For technological improvements at the school’s Upper and Middle School Library, $250,000 over three years to the Baldwin School in Bryn Mawr, Pa.

(215) 575-9050

http://www.pewtrusts.com

$165,000 from Toshiba America Foundation

To support the math, science, and technology education of middle and high school students, $164,900 to 11 schools and institutions. Donations included $12,800 to J.E.B. Stuart High School in Falls Church, Va., to enable 300 ninth-grade biology students to investigate biochemical principles using interactive computer programs, and $11,500 to South Jones Middle School in Ellisville, Miss., to enable more than 1,000 science students study cell function, structure, and reproduction through videomicroscopes. A complete list of projects funded is available on the foundation’s web site, while information on the next round of grants from Toshiba is available in the “Opportunities” section of this issue.

(212) 588-0820

http://www.toshiba.com/new/taf.shtml

$63,711 from Assisi Foundation

To purchase equipment for a computer laboratory, $33,000 to Mississippi Boulevard Christian Academy, and to develop a technology-based science curriculum and purchase software, $30,711 to St. Mary’s Episcopal School, both of Memphis, Tenn.

(901) 684-1564

$30,000 in equipment from Brother International Corp.
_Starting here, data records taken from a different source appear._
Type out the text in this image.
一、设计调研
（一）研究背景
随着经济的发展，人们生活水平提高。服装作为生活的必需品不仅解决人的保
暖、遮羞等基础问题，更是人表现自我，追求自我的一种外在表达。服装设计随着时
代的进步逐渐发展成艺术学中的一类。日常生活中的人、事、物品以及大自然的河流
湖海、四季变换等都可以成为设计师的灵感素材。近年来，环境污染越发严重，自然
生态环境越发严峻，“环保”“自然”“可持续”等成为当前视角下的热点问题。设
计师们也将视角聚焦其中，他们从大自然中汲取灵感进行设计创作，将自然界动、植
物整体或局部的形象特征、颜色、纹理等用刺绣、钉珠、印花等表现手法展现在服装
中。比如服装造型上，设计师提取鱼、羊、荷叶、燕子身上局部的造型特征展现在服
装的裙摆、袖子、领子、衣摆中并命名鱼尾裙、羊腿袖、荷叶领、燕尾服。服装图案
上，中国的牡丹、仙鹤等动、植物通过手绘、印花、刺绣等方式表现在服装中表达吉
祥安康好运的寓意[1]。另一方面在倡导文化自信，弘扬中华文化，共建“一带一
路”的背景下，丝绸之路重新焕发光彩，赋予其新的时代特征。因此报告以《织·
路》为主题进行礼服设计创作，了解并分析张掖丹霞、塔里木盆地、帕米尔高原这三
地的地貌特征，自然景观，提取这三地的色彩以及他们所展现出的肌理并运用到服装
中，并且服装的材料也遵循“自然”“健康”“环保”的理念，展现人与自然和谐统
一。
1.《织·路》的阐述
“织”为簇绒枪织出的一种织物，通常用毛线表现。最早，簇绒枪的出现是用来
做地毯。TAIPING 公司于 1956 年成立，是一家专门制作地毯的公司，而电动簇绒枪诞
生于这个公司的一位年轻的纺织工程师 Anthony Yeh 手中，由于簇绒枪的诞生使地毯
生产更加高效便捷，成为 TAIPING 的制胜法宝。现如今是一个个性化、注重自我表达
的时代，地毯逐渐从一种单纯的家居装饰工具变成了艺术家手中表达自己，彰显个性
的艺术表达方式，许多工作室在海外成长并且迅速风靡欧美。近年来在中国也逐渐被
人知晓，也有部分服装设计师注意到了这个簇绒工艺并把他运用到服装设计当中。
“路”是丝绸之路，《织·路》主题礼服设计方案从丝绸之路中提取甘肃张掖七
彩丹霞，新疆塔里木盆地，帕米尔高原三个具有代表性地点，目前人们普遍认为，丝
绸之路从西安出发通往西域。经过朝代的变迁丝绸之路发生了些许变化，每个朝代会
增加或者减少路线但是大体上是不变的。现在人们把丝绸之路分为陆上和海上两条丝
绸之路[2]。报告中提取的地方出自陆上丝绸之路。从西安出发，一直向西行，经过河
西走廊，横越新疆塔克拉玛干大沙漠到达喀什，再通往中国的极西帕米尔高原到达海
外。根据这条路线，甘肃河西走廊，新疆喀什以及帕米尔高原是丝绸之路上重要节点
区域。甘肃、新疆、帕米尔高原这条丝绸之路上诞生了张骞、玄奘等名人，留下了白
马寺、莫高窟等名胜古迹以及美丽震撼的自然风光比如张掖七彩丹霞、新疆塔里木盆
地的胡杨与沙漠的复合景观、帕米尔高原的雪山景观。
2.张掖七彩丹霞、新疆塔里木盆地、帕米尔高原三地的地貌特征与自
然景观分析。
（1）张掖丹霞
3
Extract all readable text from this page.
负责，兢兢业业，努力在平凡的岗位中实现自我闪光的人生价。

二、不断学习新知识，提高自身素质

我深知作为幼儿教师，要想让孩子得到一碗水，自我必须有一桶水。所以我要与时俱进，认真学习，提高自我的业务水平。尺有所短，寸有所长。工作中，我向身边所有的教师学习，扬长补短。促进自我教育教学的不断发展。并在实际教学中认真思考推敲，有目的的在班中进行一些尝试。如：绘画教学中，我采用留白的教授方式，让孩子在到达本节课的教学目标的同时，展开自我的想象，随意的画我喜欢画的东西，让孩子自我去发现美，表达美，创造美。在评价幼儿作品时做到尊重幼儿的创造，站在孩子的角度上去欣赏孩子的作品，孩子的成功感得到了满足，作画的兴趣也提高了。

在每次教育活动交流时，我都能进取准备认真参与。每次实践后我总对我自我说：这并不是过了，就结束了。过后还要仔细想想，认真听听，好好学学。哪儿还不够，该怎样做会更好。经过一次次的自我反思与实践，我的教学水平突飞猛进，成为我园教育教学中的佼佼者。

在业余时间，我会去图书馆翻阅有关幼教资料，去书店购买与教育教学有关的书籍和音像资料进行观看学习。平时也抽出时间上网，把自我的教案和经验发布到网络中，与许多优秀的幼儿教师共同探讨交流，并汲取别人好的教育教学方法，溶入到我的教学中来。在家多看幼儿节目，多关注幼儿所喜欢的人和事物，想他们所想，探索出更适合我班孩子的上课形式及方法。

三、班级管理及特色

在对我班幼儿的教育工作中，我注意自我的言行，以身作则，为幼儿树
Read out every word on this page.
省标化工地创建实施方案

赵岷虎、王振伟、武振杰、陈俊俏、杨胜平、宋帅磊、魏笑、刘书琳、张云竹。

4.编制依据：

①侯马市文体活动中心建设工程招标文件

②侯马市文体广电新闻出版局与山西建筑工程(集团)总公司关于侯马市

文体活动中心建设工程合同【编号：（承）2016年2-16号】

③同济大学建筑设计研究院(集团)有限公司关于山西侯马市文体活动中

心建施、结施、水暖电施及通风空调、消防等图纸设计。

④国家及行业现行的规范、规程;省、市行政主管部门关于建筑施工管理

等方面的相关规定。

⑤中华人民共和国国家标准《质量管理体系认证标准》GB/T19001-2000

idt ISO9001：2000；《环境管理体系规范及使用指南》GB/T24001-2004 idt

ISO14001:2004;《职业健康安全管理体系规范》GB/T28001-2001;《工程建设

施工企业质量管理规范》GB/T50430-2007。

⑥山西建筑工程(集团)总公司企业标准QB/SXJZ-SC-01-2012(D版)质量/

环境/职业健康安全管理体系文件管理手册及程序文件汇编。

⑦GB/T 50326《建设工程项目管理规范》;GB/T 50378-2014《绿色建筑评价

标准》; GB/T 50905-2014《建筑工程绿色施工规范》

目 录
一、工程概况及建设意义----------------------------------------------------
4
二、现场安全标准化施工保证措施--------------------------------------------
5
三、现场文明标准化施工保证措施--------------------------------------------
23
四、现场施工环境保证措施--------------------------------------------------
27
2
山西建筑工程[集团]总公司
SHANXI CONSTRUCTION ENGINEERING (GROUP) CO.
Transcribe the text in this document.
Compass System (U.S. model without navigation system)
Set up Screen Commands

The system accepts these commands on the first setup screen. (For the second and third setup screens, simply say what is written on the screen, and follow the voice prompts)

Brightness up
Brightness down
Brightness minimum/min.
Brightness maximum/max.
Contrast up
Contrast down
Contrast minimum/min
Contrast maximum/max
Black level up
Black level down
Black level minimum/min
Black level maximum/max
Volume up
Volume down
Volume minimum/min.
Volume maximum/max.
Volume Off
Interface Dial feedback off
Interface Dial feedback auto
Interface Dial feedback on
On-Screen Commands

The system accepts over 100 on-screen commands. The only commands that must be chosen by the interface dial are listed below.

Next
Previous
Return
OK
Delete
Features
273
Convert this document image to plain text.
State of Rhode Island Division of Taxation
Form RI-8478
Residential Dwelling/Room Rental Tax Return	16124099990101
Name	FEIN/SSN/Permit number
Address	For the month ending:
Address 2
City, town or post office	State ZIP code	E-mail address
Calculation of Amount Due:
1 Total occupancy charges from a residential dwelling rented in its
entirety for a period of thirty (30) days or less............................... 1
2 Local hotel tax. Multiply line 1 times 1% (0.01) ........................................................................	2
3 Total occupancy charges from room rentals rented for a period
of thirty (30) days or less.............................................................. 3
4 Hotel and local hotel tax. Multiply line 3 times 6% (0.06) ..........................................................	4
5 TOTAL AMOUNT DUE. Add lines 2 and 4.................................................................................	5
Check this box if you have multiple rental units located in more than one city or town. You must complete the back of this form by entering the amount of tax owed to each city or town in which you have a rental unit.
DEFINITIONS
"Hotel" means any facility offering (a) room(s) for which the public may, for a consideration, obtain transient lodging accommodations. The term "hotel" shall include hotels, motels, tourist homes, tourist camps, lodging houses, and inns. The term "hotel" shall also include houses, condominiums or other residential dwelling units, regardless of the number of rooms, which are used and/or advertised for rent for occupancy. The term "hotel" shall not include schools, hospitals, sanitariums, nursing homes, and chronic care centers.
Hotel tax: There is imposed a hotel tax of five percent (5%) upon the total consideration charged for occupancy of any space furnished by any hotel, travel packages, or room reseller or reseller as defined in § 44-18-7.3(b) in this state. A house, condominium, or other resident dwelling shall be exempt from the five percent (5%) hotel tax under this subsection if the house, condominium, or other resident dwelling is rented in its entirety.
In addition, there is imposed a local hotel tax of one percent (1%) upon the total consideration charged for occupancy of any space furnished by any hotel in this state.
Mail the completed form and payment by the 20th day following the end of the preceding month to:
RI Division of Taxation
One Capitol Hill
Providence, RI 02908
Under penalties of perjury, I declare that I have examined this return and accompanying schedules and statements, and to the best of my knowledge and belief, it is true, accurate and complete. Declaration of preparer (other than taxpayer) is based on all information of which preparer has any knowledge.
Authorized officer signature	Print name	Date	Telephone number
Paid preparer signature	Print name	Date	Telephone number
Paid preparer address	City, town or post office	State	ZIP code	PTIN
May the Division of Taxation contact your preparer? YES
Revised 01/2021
For a pilot project to give students access to technology, over $30,000 worth of GeoBook notebook computers to the Newark Public Schools.

(800) 521-2846

http://www.brother.com

CONTEST RESULTS

$500,000 awarded in ThinkQuest Jr. contest

Twenty-eight winning teams were selected from nearly 300 entries in ThinkQuest Jr.’s first annual web site-building contest for students in grades 4-6. Subjects of the winning entries ranged from Ancient Egypt to Down Syndrome to The Real Truth about Fast Foods and Nutrition. Each of the student winners in the Best of Contest category received $5,000, and their teacher-coach $10,000. First-place students in five additional categories received $3,000, and their teachers $6,000. Cisco Systems also donated Micro Webservers-valued at $1,000 each-to the winning teams’ schools. ThinkQuest Jr. is a spin-off of the ThinkQuest program sponsored by Advanced Network & Services, Inc.

http://www.thinkquest.org

$10,000 in networking equipment to ‘Cool School of the Year’

Georgia O’Keeffe Elementary School in Albuquerque, N.M., has been chosen as Education World’s “Cool School of the Year.” The Cool School program rewards participants for creating and maintaining a school’s presence on the world wide web and integrating technology into their curriculum. Georgia O’Keeffe was selected from the 1997 “Cool School of the Week” winners to receive over $10,000 in networking equipment from Cisco Systems, as well as other prizes.

http://www.education-world.com

40 winners in International Schools CyberFair

Sponsored by Cisco Systems, GTE, and the Global Schoolhouse, the fourth annual International Schools CyberFair invited K-12 students from around the world to showcase a unique aspect of their local community by designing their own web sites. Forty winners were chosen through a peer review process from among the 580 schools from 37 countries who entered. Winners received Adobe software, Apple eMate computers and Web Construction Kits, Cisco Micro Webservers, CU-SeeMe videoconferencing software, Microsoft Front Page software, HyperStudio from Roger Wagner Publishers, and MCI cash grants of up to $300.